REVIEWS - Film

SEEKING A FRIEND FOR THE END OF THE WORLD: THE WRONG WAY TO EXIT THE EARTH

By Lindsay Berg

  Armageddon movies are historically rarely ever comical: On the Beach, 28 Days Later…, The Road, the recent downer Melancholia…the list goes on and on. Expectantly, any end-of-the-world films are typically chaotic, action-packed and/or depressing, just as one would imagine. Seeking a Friend for the End of the World is just depressing. There are occasional moments that are a bit funny, but for the most part the film’s nothing more than a boring story about boring people facing imminent doom.

In the opening scene, mundane insurance salesman Dodge (Steve Carell) is parked in his car with his wife seated next to him (played by
Carells real-life spouse, Nancy). Neither one turns to look at the other. They sit there quietly as the radio DJ announces the end of the world is less than three weeks away. And then Dodge’s wife bolts out the door never to be seen again.

The thought of a meteor ending Earth’s existence, predictably, is quite terrifying. But no one seems to have that outlook. Dodge actually goes to work at his miserable office. Then, on the other side of the spectrum, his friends elate in the idea of not having to have protected sex, practice basic safety with their children or filter any sort of emotion, thought or feeling. But Dodge is left alone: his wife took off with another man 21 days before the world’s asteroid collision, and he has no family to speak of.

And then Penny (Keira Knightley) ends up outside of his window sobbing. She has left her boyfriend (Adam Brody) and desperately wants to return to her family in England before it’s all over. Unlikely, but Dodge happens to know a guy with a plane. Penny suddenly cares.

The unlikely couple sets out on a road trip to find Dodge’s lost love and a plane for Penny. Imagining Steve Carell and Keira Knightley as love interests is just as preposterous as one could imagine. Granted, it is the end of the world and all, and misery loves company, but Carell and Knightley never make sense. Their chemistry is not only entirely unconvincingly, but downright nonexistent. Even if writer/director Lorene Scafaria was going for the Lost in Translation angle, the idea fell flat on its face.

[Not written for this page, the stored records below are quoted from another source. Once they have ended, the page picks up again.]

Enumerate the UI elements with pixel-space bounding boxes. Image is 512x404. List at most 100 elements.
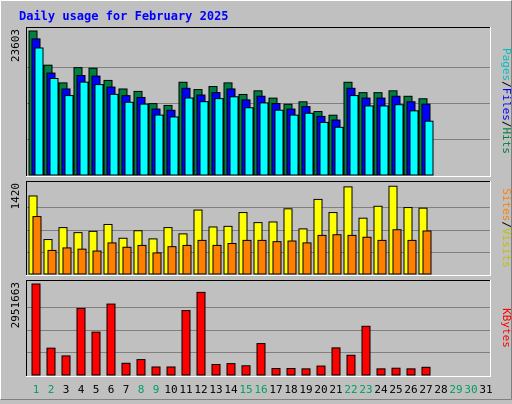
- bar-pages-day-16: [259, 102, 269, 176]
- bar-kbytes-day-1: [31, 283, 41, 376]
- bar-pages-day-15: [244, 107, 254, 176]
- bar-sites-day-7: [122, 246, 132, 275]
- x-tick-label-day-13: 13: [209, 383, 222, 396]
- bar-pages-day-20: [319, 121, 329, 176]
- side-legend-item: Pages: [500, 48, 512, 81]
- y-max-label-kbytes: 2951663: [9, 282, 22, 328]
- bar-kbytes-day-9: [151, 366, 161, 376]
- bar-pages-day-14: [229, 96, 239, 176]
- bar-sites-day-20: [317, 234, 327, 275]
- bar-sites-day-14: [227, 243, 237, 275]
- x-tick-label-day-18: 18: [284, 383, 297, 396]
- bar-sites-day-9: [152, 252, 162, 275]
- bar-sites-day-17: [272, 241, 282, 275]
- bar-pages-day-19: [304, 112, 314, 176]
- bar-sites-day-25: [392, 229, 402, 275]
- bar-kbytes-day-6: [106, 303, 116, 376]
- bar-sites-day-22: [347, 234, 357, 275]
- bar-pages-day-5: [94, 84, 104, 176]
- bar-sites-day-27: [422, 230, 432, 275]
- bar-sites-day-11: [182, 244, 192, 275]
- bar-pages-day-11: [184, 97, 194, 176]
- x-tick-label-day-16: 16: [254, 383, 267, 396]
- bar-pages-day-8: [139, 103, 149, 176]
- y-max-label-hits-files-pages: 23603: [9, 29, 22, 62]
- bar-pages-day-27: [424, 120, 434, 176]
- y-max-label-visits-sites: 1420: [9, 183, 22, 210]
- x-tick-label-day-7: 7: [123, 383, 130, 396]
- bar-kbytes-day-24: [376, 368, 386, 376]
- bar-pages-day-17: [274, 109, 284, 176]
- bar-kbytes-day-16: [256, 343, 266, 376]
- side-legend-hits-files-pages: Pages/Files/Hits: [500, 48, 512, 154]
- x-tick-label-day-21: 21: [329, 383, 342, 396]
- bar-kbytes-day-10: [166, 366, 176, 376]
- bar-sites-day-16: [257, 239, 267, 275]
- x-tick-label-day-20: 20: [314, 383, 327, 396]
- x-tick-label-day-26: 26: [404, 383, 417, 396]
- x-tick-label-day-29: 29: [449, 383, 462, 396]
- x-tick-label-day-31: 31: [479, 383, 492, 396]
- side-legend-item: KBytes: [500, 308, 512, 348]
- bar-kbytes-day-25: [391, 367, 401, 376]
- bar-pages-day-12: [199, 101, 209, 176]
- bar-sites-day-23: [362, 236, 372, 275]
- bar-sites-day-1: [32, 216, 42, 275]
- side-legend-item: Visits: [500, 228, 512, 268]
- bar-pages-day-7: [124, 101, 134, 176]
- x-tick-label-day-24: 24: [374, 383, 388, 396]
- bar-sites-day-10: [167, 246, 177, 275]
- bar-kbytes-day-15: [241, 365, 251, 376]
- x-tick-label-day-14: 14: [224, 383, 238, 396]
- bar-pages-day-13: [214, 98, 224, 176]
- bar-pages-day-4: [79, 81, 89, 176]
- bar-kbytes-day-18: [286, 368, 296, 376]
- bar-pages-day-22: [349, 95, 359, 176]
- bar-kbytes-day-2: [46, 347, 56, 376]
- bar-kbytes-day-14: [226, 363, 236, 376]
- bar-sites-day-4: [77, 248, 87, 275]
- x-tick-label-day-28: 28: [434, 383, 447, 396]
- bar-kbytes-day-13: [211, 364, 221, 376]
- x-tick-label-day-19: 19: [299, 383, 312, 396]
- bar-pages-day-25: [394, 104, 404, 176]
- bar-sites-day-19: [302, 242, 312, 275]
- bar-pages-day-18: [289, 114, 299, 176]
- bar-kbytes-day-22: [346, 354, 356, 376]
- side-legend-visits-sites: Sites/Visits: [500, 188, 512, 268]
- x-tick-label-day-5: 5: [93, 383, 100, 396]
- bar-kbytes-day-8: [136, 359, 146, 376]
- bar-kbytes-day-17: [271, 368, 281, 376]
- bar-kbytes-day-27: [421, 366, 431, 376]
- x-tick-label-day-30: 30: [464, 383, 477, 396]
- bar-pages-day-9: [154, 114, 164, 176]
- side-legend-item: /: [500, 121, 512, 128]
- x-tick-label-day-23: 23: [359, 383, 372, 396]
- bar-kbytes-day-3: [61, 355, 71, 376]
- x-tick-label-day-17: 17: [269, 383, 282, 396]
- bar-kbytes-day-23: [361, 325, 371, 376]
- x-tick-label-day-22: 22: [344, 383, 357, 396]
- bar-pages-day-24: [379, 105, 389, 176]
- x-tick-label-day-11: 11: [179, 383, 192, 396]
- bar-sites-day-18: [287, 240, 297, 275]
- x-tick-label-day-27: 27: [419, 383, 432, 396]
- x-tick-label-day-10: 10: [164, 383, 177, 396]
- bar-pages-day-1: [34, 47, 44, 176]
- x-tick-label-day-1: 1: [33, 383, 40, 396]
- x-tick-label-day-15: 15: [239, 383, 252, 396]
- x-tick-label-day-8: 8: [138, 383, 145, 396]
- bar-kbytes-day-21: [331, 347, 341, 376]
- bar-pages-day-6: [109, 93, 119, 176]
- bar-sites-day-24: [377, 239, 387, 275]
- bar-pages-day-3: [64, 95, 74, 176]
- bar-sites-day-5: [92, 250, 102, 275]
- x-tick-label-day-12: 12: [194, 383, 207, 396]
- bar-kbytes-day-11: [181, 310, 191, 376]
- bar-pages-day-2: [49, 78, 59, 176]
- bar-pages-day-26: [409, 110, 419, 176]
- bar-pages-day-21: [334, 126, 344, 176]
- side-legend-item: Files: [500, 88, 512, 121]
- bar-sites-day-21: [332, 234, 342, 275]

Their road trip is nothing more than what would be expected: sharing of random memories, things they should’ve or could’ve but didn’t, stories of lost loves, admissions of regrets…basically, the type of conversation anyone would have with another stranger if they were the only person they had to hold onto.

However, there is one salvageable scene amongst the rubble. Dodge and Penny pull over at a T.G.I. Friday’s-type of place for a bite to eat. Shockingly still up and running, the wait staff is blissfully indulging in food, sex and drugs. The employees are all rolling on ecstasy, all inhibitions are thrown out the door and Dodge is even offered some under-the-table action, which he gracefully declines.

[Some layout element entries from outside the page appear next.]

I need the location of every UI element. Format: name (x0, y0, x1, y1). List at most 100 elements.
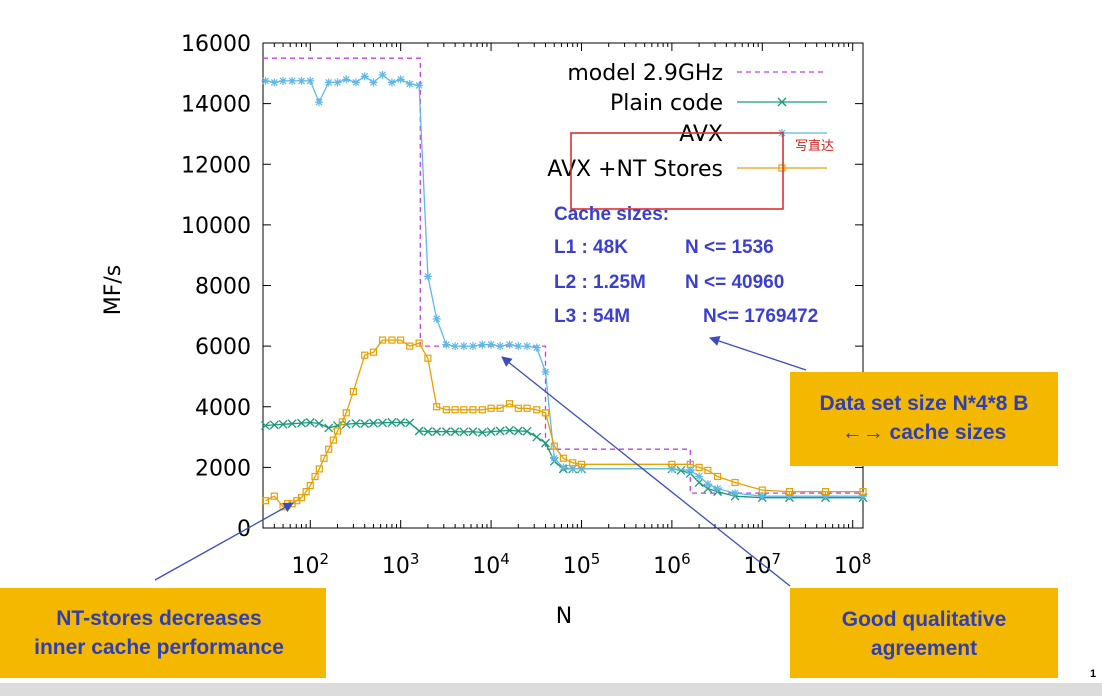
data-point (369, 348, 378, 356)
cache-range-label: N<= 1769472 (703, 306, 818, 327)
series-plain-code (261, 418, 868, 503)
data-point (406, 342, 414, 350)
data-point (477, 428, 487, 437)
series-avx (261, 70, 867, 501)
data-point (559, 454, 567, 462)
data-point (333, 427, 342, 435)
data-point (731, 489, 740, 498)
data-point (550, 454, 559, 463)
data-point (487, 404, 495, 412)
data-point (505, 400, 514, 408)
data-point (369, 78, 378, 87)
data-point (261, 76, 270, 85)
data-point (279, 76, 288, 85)
x-axis-label: N (556, 604, 572, 629)
data-point (777, 97, 787, 107)
data-point (442, 406, 450, 414)
data-point (451, 406, 459, 414)
data-point (324, 78, 333, 87)
data-point (460, 406, 468, 414)
data-point (451, 342, 460, 351)
data-point (297, 418, 306, 428)
data-point (522, 426, 532, 436)
legend-label: AVX (679, 122, 723, 147)
data-set-callout: Data set size N*4*8 B ←→ cache sizes (790, 372, 1058, 466)
data-point (532, 343, 541, 352)
x-tick-label: 108 (834, 550, 872, 579)
data-point (441, 427, 451, 437)
data-point (532, 432, 542, 442)
data-point (415, 339, 423, 347)
data-point (424, 354, 432, 362)
data-point (568, 464, 577, 473)
data-point (478, 406, 486, 414)
data-point (405, 79, 414, 88)
data-point (342, 409, 350, 417)
x-tick-label: 104 (472, 550, 510, 579)
data-point (758, 486, 766, 494)
data-point (577, 464, 586, 473)
data-point (360, 419, 370, 429)
data-point (676, 465, 686, 475)
cache-range-label: N <= 1536 (685, 237, 774, 258)
series-avx-nt-stores (261, 336, 867, 511)
data-point (378, 418, 387, 428)
data-point (668, 460, 676, 468)
data-point (432, 427, 442, 437)
cache-sizes-title: Cache sizes: (554, 204, 669, 225)
data-point (459, 427, 469, 437)
data-point (686, 466, 695, 475)
y-tick-label: 16000 (181, 32, 251, 57)
x-tick-label: 103 (382, 550, 420, 579)
data-point (695, 472, 704, 481)
data-point (338, 418, 346, 426)
data-point (306, 76, 315, 85)
good-agreement-callout-line2: agreement (870, 637, 978, 660)
data-point (320, 454, 328, 462)
data-point (859, 492, 867, 501)
good-agreement-callout-line1: Good qualitative (841, 608, 1007, 631)
y-tick-label: 10000 (181, 214, 251, 239)
data-point (302, 488, 310, 496)
data-point (423, 272, 432, 281)
data-point (541, 367, 550, 376)
data-point (450, 427, 460, 437)
handwritten-note: 写直达 (795, 139, 834, 154)
legend-label: Plain code (610, 91, 723, 116)
data-point (329, 436, 337, 444)
data-point (315, 465, 323, 473)
data-point (513, 426, 523, 436)
data-point (541, 438, 550, 448)
data-point (305, 418, 315, 427)
cache-range-label: N <= 40960 (685, 272, 784, 293)
data-point (550, 442, 558, 450)
data-point (667, 464, 676, 473)
series-line (265, 421, 863, 499)
y-tick-label: 14000 (181, 93, 251, 118)
data-point (415, 81, 424, 90)
data-point (496, 404, 504, 412)
data-point (278, 419, 288, 429)
data-point (405, 418, 415, 428)
data-point (442, 340, 451, 349)
data-point (785, 488, 794, 496)
data-point (486, 427, 496, 437)
legend-label: AVX +NT Stores (547, 157, 723, 182)
x-tick-label: 107 (744, 550, 782, 579)
x-tick-label: 106 (653, 550, 691, 579)
data-point (387, 418, 397, 427)
data-point (505, 340, 514, 349)
y-tick-label: 2000 (195, 456, 251, 481)
data-point (369, 418, 378, 428)
data-point (821, 488, 830, 496)
data-point (325, 445, 333, 453)
data-point (397, 336, 405, 344)
y-axis-label: MF/s (101, 265, 126, 316)
data-point (559, 463, 568, 472)
data-point (333, 78, 342, 87)
data-point (270, 78, 279, 87)
data-point (396, 418, 406, 427)
x-tick-label: 105 (563, 550, 601, 579)
data-point (713, 484, 722, 493)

Finally Penny and Dodge start to gain some momentum, but it’s never enough. Obviously the two of them are desperate either to find someone or go someplace, with highly unrealistic expectations, so it would be a natural progression into a lovers’ bond. She’s erratic, unpredictable, passionate and flakey. He is poised, uptight and sad. But opposites don
t always attract, even in the most extraordinary of circumstances, proof being Dodge and Penny. The story, for whatever reason, though, forces the pair together, and it’s so feeble that it comes off as a serious casting error.

Nonetheless, the idea is there. While the general conception is that the world will turn to anarchy and chaos in the event of its premature conclusion, it is interesting to watch something a bit more lighthearted. Maybe some people will apathetically shrug or carry on with their remaining couple weeks like any other rather than flipping into a world-wide state of panic. But with Seeking a Friend the only thing audiences are left to think about is, “Who would have thought the end of the world would be so ordinary?”

Plagued with irony throughout, the film is a little glimpse into the alternative to utter pandemonium. Why not cheat on your spouse? Why not let the kids have a go at over-the-counter fireworks? But certainly never once would the expected response be to show up at work on Monday. In turn, Seeking a Friend’s main character ends up being the dullest. Even with Knightley compensating with energy and unrelenting hope, Carell’s character only darkens it all.

The message is obvious: a love story about two people who otherwise would never have found one another. Sometimes, though, exceptionally negative circumstances and abandonment are not enough for two people to hit it off, as proven in Seeking a Friend for the End of the World.

Seeking a Friend for the End of the World is now playing in theaters.